The more shards used, the less likely that throttling will occur when writing at a high rate. Sequence shards should
be set to as least as high as the write throughput of your table.
The trade off with a higher number of shards is the number of requests needed to find the high or low sequence number for a processor.
We can read the value of 100 shards per request to dynamodb, so reading 1000 shards takes 10 (parallel) requests, 10000 takes 100, etc.
The reference.conf for this journal also contains the following settings for spray and akka.
spray.can.host-connector.max-connections = 600 akka.persistence.journal.max-message-batch-size = 4000
-
install forego if you dont have it.
-
run
bin/get-dynamodb-local
this downloads and unpacks the dynamodb local to a subdir of ./dynamodb-local
-
cp .env.sample .env
-
make sure the DYNAMODB_RELEASE var in .env matches the date of the distro that was placed in ./dynamodb-local
-
forego start
This starts the local dynamodb instance
In another shell
- forego run sbt test
the structure for journal storage in dynamodb has evolved over iterations of performance tuning. Most of these lessons were learned in creating the eventsourced dynamodb journal, but apply here as well.
When initially modelling journal storage in dynamo, it seems natural to use a simple structure similar to this
processorId : S : HashKey
sequenceNr : N : RangeKey
deleted : S
confirmations: SS
payload : B
This maps very well to the operations a journal needs to solve.
writeMessage -> PutItem
writeConfirmation -> UpdateItem with set add
deleteMessage -> UpdateItem (mark deleted) or DeleteItem (permanent delete)

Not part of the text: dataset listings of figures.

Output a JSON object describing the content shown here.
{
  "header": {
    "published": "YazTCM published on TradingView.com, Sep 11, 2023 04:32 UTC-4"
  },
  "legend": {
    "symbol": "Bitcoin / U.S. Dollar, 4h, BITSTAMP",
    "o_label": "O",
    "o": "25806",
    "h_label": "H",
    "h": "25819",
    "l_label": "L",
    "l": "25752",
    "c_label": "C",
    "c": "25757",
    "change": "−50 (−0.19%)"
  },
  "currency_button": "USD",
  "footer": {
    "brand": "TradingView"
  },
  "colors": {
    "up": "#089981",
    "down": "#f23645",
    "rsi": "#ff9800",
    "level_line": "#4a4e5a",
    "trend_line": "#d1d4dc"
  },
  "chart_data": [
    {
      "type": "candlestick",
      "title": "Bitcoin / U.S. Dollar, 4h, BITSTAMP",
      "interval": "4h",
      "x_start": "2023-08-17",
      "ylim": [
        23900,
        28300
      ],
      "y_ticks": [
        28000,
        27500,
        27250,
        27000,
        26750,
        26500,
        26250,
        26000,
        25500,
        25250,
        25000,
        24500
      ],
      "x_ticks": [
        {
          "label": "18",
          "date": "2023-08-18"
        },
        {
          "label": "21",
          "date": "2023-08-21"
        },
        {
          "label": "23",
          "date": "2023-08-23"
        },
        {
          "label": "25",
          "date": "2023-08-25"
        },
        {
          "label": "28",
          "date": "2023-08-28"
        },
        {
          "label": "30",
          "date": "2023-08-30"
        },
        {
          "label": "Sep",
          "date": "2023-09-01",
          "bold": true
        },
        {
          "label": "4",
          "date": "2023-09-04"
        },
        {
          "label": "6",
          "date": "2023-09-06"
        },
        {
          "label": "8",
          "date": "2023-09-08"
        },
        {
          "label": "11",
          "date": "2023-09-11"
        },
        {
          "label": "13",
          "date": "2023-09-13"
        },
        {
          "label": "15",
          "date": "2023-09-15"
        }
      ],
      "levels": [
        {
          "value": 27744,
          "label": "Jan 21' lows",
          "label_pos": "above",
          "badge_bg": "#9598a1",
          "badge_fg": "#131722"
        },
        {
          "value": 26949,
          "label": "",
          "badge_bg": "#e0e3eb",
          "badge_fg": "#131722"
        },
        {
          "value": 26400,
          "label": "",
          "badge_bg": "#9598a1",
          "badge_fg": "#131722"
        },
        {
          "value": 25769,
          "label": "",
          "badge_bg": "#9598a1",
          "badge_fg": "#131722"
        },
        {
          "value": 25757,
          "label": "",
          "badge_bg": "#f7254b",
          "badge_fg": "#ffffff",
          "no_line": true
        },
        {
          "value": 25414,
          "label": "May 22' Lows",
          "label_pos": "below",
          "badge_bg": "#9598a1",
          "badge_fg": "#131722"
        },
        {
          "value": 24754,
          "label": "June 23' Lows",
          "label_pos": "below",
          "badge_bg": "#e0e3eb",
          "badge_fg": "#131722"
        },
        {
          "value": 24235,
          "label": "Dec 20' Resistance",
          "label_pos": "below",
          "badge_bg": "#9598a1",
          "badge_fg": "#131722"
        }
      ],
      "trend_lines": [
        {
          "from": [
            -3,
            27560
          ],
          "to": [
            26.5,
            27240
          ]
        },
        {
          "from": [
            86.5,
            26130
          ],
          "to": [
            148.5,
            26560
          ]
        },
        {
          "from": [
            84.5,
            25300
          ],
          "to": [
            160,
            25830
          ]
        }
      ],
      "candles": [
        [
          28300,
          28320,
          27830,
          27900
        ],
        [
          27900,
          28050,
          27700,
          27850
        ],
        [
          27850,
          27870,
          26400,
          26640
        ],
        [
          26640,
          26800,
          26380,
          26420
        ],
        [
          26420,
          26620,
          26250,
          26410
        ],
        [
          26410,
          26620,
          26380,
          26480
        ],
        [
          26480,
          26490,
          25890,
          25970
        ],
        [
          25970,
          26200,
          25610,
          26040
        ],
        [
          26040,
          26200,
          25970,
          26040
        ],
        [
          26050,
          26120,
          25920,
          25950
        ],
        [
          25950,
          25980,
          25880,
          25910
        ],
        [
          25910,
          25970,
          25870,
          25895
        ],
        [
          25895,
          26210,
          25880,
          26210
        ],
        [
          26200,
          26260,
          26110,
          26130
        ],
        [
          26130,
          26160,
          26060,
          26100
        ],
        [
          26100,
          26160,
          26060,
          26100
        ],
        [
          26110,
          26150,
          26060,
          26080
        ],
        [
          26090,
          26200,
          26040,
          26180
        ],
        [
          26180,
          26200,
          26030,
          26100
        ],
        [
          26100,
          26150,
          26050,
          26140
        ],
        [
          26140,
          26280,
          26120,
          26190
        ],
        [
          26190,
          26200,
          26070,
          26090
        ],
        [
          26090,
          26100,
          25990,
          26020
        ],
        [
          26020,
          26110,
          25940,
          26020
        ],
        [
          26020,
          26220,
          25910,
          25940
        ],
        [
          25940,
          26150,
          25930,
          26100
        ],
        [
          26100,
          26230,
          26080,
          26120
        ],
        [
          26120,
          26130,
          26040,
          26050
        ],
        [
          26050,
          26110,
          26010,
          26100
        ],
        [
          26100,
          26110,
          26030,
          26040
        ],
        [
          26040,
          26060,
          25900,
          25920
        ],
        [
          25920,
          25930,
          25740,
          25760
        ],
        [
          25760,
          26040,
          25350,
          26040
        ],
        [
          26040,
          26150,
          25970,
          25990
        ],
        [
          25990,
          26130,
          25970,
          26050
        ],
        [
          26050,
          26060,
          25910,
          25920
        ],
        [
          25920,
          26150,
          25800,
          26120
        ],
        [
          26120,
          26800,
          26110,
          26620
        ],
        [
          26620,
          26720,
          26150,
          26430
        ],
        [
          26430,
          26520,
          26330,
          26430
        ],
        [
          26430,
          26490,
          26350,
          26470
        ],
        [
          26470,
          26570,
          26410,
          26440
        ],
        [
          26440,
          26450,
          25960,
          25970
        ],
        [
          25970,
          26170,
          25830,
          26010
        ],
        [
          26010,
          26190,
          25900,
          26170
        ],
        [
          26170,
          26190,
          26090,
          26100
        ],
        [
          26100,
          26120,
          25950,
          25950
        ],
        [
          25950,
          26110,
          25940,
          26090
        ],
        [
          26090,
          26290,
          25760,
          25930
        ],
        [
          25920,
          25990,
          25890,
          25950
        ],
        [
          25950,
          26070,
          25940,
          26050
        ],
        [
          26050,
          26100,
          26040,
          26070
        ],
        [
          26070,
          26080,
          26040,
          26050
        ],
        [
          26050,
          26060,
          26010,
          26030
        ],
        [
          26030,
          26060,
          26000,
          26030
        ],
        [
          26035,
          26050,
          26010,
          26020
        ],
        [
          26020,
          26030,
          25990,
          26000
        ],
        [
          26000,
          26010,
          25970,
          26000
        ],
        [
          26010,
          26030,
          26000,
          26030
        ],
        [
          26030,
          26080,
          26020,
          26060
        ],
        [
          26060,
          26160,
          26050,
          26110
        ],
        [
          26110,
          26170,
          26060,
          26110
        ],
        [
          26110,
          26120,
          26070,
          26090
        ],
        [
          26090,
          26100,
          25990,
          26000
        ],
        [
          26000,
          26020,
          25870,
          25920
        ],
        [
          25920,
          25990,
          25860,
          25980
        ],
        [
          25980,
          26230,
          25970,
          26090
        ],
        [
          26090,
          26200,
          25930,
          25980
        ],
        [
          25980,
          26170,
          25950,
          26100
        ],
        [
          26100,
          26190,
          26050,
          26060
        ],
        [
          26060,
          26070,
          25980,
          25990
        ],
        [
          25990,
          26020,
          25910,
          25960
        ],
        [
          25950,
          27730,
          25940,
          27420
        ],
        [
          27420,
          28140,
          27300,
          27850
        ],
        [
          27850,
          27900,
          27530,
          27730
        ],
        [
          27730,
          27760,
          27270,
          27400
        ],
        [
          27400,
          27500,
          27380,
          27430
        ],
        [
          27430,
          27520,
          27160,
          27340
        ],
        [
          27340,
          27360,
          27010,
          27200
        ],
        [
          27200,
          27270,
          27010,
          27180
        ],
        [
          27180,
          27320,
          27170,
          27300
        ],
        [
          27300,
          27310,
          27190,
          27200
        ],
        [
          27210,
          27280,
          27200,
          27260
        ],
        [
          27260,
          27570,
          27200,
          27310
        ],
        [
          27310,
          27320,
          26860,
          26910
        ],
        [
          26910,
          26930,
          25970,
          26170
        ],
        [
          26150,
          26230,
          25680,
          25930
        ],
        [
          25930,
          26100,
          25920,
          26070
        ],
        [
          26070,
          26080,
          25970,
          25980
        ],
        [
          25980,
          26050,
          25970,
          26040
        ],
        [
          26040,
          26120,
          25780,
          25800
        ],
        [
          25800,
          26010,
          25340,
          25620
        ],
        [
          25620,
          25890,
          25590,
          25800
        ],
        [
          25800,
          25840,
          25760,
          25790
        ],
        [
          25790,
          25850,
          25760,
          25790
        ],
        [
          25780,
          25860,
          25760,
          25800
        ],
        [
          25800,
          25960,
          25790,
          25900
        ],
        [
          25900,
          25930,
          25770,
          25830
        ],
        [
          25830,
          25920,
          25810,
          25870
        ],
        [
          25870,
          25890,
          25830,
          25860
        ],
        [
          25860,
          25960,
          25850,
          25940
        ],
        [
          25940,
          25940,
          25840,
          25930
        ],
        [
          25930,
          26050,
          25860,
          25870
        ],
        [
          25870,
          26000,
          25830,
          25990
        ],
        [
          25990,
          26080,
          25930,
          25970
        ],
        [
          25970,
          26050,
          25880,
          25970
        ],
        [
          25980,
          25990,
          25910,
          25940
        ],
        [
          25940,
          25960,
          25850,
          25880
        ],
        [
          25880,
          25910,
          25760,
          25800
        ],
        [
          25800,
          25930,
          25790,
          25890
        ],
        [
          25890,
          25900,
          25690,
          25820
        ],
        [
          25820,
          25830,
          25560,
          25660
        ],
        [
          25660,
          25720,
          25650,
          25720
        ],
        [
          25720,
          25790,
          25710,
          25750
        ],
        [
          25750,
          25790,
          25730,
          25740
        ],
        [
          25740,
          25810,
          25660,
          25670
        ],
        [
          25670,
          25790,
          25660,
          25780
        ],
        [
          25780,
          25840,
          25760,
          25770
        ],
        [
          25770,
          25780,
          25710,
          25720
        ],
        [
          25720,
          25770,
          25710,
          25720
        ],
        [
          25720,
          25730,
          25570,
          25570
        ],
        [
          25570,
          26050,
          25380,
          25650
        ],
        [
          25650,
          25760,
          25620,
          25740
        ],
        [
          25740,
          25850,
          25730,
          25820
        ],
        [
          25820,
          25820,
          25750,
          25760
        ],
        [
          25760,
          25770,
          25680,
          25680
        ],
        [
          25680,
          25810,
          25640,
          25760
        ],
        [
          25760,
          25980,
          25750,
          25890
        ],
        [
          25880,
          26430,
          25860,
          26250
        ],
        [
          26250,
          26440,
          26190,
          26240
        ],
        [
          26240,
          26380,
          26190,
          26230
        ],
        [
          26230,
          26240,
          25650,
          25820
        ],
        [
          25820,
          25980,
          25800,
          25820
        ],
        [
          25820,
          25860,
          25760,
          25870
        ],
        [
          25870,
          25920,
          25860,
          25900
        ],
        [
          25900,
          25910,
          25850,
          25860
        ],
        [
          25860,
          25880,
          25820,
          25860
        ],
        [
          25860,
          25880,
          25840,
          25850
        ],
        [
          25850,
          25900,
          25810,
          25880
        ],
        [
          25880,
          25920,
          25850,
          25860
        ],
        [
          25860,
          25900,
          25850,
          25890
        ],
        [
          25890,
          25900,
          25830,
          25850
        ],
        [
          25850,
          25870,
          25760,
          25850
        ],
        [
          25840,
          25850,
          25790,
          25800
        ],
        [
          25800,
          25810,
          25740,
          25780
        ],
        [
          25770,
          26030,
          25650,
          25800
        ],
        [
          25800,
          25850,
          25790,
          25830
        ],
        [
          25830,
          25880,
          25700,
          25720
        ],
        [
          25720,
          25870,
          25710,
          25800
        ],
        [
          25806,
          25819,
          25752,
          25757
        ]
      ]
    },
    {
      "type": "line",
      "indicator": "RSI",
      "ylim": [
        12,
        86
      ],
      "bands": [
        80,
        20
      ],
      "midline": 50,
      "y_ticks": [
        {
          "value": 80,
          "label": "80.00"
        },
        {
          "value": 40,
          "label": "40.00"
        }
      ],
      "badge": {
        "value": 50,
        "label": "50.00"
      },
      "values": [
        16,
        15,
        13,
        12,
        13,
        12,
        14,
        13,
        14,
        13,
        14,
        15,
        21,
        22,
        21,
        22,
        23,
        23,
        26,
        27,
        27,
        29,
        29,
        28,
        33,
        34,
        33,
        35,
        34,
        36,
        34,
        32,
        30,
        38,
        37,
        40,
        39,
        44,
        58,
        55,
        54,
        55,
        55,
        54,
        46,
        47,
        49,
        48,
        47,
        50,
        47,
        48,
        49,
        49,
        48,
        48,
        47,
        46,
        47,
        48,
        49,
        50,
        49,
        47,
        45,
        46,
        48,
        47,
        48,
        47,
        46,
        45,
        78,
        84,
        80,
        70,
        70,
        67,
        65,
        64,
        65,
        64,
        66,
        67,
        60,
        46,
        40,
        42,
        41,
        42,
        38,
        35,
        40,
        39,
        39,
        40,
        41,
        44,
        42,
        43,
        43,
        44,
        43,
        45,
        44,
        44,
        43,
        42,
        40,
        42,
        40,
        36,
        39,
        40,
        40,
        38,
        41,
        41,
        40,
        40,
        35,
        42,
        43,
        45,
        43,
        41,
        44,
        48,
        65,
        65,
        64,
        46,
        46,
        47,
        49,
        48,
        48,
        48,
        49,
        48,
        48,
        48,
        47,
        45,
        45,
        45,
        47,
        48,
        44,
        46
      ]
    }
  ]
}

replayMessages -> Query by processorId, conditions and ordered by sequenceNr, ascending
highCounter -> Query by processorId, conditions and ordered by sequenceNr, descending limit 1
However this layout suffers from scalability problems. Since the hash key is used to locate the data storage node, all writes for a single processor will go to the same dynamodb node, which limits throughput and invites throttling, no matter the level of throughput provisioned for a table. The hash key just gets too hot. Also this limits replay throughput since you have to step through a sequence of queries, where you use the last processed item in query N for query N+1.
P -> PersistentRepr
SH -> SequenceHigh
SL -> SequenceLow
Persistent Data
journalName"-P"-processorId-sequenceNr : S : HashKey
deleted : S
confirmations : SS
payload : B
High and Low Sequence Numbers
journalName"-SH"-processorId-(sequenceNr % sequenceShards): S : HashKey
sequenceNr : N
journalName"-SL"-processorId-(sequenceNr % sequenceShards): S : HashKey
sequenceNr : N
This is somewhat more difficult to code, but offers higher throughput possibilities. Notice that the items that hold the high and low sequence are sharded, rather than using a single item to store the counter. If we only used a single item, we would suffer from the same hot key problems as our first structure.
writeMessage -> BatchPutItem (P and SH)
writeConfirmation -> UpdateItem with set add
deleteMessage -> BatchPutItem (mark deleted, set SL) or BatchPutItem (permanent delete, set SL)
replayMessages -> Parallel BatchGet all P items for the processor
highCounter -> Parallel BatchGet all SH shards for the processor, find max.
lowCounter -> Parallel BatchGet all SL shards for the processor, find min.